Molarity is a way to express how concentrated a solute is within a solution. It is defined by the number of moles of solute per liter (dm³) of solution. Calculating molarity is an essential skill in chemistry as it helps in determining the concentration of solutions.
For example, if you have 10 grams of urea in one liter of solution with a molecular mass of urea as 60 g/mol, then the number of moles of urea is calculated as \[ n = \frac{10}{60} \] mol. Consequently, the molarity of the urea solution, \(C_1\), becomes:\[ C_1 = \frac{1}{6} \] mol/dm³.
This process of calculating molarity allows chemists to precisely adjust solution concentrations for a variety of reactions and experiments.
Remember, if the volume of the solution changes, so does the molarity, because molarity relies on the volume of the solution.

Determining the molecular mass of an unknown solute is often a necessary step in identifying chemical compounds. Molecular mass can be deduced from various experimental techniques, one of which is through osmotic pressure in isotonic solutions.
In our exercise, after obtaining the molarity of the urea solution, we use the isotonic property to find the molarity of the unknown solution.
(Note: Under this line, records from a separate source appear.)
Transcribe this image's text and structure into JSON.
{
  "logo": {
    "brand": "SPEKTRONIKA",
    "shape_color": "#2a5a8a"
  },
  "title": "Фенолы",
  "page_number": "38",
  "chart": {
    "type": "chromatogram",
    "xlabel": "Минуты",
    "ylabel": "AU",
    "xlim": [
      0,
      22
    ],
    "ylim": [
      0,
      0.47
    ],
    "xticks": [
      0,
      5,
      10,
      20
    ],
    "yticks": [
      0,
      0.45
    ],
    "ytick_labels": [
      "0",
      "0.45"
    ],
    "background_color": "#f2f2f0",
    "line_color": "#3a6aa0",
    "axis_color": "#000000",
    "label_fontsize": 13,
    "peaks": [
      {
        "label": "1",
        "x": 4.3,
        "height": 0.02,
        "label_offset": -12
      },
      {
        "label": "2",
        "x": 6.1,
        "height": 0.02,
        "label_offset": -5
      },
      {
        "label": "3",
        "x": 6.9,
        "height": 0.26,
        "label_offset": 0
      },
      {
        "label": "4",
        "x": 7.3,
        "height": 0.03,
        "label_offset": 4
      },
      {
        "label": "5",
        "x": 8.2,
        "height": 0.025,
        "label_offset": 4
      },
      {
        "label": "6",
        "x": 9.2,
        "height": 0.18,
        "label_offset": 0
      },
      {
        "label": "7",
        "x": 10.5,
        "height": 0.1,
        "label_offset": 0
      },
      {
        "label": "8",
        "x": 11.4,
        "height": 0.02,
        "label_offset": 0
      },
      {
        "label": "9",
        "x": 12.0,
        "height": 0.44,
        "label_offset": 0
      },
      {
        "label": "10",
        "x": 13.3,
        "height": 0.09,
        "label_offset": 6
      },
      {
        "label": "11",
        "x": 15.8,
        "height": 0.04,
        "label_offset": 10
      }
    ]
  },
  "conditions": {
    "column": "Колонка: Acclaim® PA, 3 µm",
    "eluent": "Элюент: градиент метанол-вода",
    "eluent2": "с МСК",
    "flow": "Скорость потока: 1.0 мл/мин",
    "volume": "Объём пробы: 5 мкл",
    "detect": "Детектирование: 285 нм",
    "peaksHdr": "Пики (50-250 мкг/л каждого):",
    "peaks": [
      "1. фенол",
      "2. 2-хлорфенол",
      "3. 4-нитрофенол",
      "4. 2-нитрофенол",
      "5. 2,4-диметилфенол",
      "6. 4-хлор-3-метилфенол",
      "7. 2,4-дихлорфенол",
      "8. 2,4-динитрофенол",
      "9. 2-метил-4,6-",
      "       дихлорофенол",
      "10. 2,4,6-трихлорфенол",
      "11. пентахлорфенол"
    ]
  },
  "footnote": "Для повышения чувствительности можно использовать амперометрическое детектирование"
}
This allows us to set up an equation to solve for the molecular mass of the unknown solute, \(M_x\).
For a 5% solution of the unknown, \(C_2\) is calculated as:\[ C_2 = \frac{50}{M_x} \] mol/dm³,where the assumption is that 5 grams of solute are dissolved in 100 mL of solution.
By equating \(C_1\) and \(C_2\) because they are isotonic, we cross-multiply to solve for \(M_x\). The result is\[ M_x = 50 \times 6 = 300 \]g/mol, giving us the molecular mass of the unknown solute. This method is both straightforward and practical when dealing with isotonic solutions.